The Reserve Bank of India (RBI) on Wednesday clarified that it had no issues with mutual funds (MFs), or other set of creditors, participating in the inter-creditor agreement (ICA) process, in cases where a portion of the outstanding debt is lent by non-bank entities.
"When the banks dealt with individual cases, they found that a good portion of the outstandings of individual entities were from insurance companies, mutual funds and others. When you have an ICA that covers only 50-60 per cent of the outstanding of the company, then you are not doing anything about the remaining 40-50 per cent. So, it is necessary to look at the entire liability of an entity comprehensively," RBI Governor Shaktikanta Das said, during his media interaction post-monetary policy meet.
The Securities and Exchange Board of India (Sebi) is yet to give a green-light to MFs to participate in the ICA process for resolution of Dewan Housing Finance Corporation (DHFL). MFs' debt exposures to DHFL stood at Rs 4,184 crore at the end of May with as many as 160 schemes exposed to the company. The exposure levels in June are significantly lower, but that is largely on account of industry-wide markdowns triggered by DHFL's downgrades and default in June.
Das further added that RBI has been holding meetings with other regulators on the ICA framwork. "We have had inter-regulator meetings at senior levels with our deputy governors and members of Sebi and Irdai. The latter has taken a decision to enable the insurance companies to be part of the ICA. Our discussions with other regulators are ongoing.
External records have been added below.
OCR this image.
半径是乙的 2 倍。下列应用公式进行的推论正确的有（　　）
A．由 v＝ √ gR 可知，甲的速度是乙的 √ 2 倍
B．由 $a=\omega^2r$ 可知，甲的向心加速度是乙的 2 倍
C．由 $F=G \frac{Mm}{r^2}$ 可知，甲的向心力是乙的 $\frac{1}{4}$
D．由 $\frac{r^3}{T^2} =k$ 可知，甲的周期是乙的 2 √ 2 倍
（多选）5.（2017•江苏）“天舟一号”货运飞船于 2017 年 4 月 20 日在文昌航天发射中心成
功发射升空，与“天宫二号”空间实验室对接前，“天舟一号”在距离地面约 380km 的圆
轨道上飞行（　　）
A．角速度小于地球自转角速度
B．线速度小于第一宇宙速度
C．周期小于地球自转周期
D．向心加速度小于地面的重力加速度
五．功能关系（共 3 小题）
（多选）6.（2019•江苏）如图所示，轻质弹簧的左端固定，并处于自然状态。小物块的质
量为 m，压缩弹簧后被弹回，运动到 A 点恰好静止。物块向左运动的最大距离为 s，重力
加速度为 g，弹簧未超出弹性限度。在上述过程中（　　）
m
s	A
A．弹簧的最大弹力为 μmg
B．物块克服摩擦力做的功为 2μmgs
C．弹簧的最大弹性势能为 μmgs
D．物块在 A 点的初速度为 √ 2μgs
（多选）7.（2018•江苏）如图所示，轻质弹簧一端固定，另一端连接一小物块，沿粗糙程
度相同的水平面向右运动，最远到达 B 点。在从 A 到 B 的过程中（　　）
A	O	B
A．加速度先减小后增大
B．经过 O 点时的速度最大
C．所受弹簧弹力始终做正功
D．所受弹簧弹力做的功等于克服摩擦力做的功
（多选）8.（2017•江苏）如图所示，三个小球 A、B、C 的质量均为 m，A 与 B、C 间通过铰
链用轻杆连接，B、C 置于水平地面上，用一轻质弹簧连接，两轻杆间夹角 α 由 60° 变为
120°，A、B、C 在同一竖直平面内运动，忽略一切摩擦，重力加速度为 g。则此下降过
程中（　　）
Unless the total oustanding is not looked comprehensively, you may not make good progress," Das said.
Pension funds - which are regulated by the Pension Fund Regulatory and Development Authority - also have exposures to DHFL.
Deputy governor NS Vishwanathan was also of the view that unless all creditors come to some understanding on how to deal with a stressed asset, it becomes a problem.
On how ICA-framework will be able to deal with different quality of collateral held by different set of creditors, Vishwanathan said, "We do not have a problem if ICA provides for different treatment for different types of creditors."
Industry sources add that mutual funds don't want to be treated unfairly in DHFL's resolution process, which is being led by a consortium of 27 banks. "MFs should be treated on par with retail investors as MFs also receive investments from retail investors," said a head of fixed income, requesting anonymity.
According to sources, Sebi might allow MFs to become part of the ICA-backed resolution process through the side-pocket mechanism. However, that would require a one-time relaxation from Sebi on various regulatory requirements.
For starters, a side-pocket needs to be enabled immediately after the credit event. In DHFL's case, the credit event happened two-three months back. Apart from this, MFs need to insert the 'side-pocket' provision in scheme information documents, put in place detailed internal policy, seek trustees' approval and provide load-free exit to investors.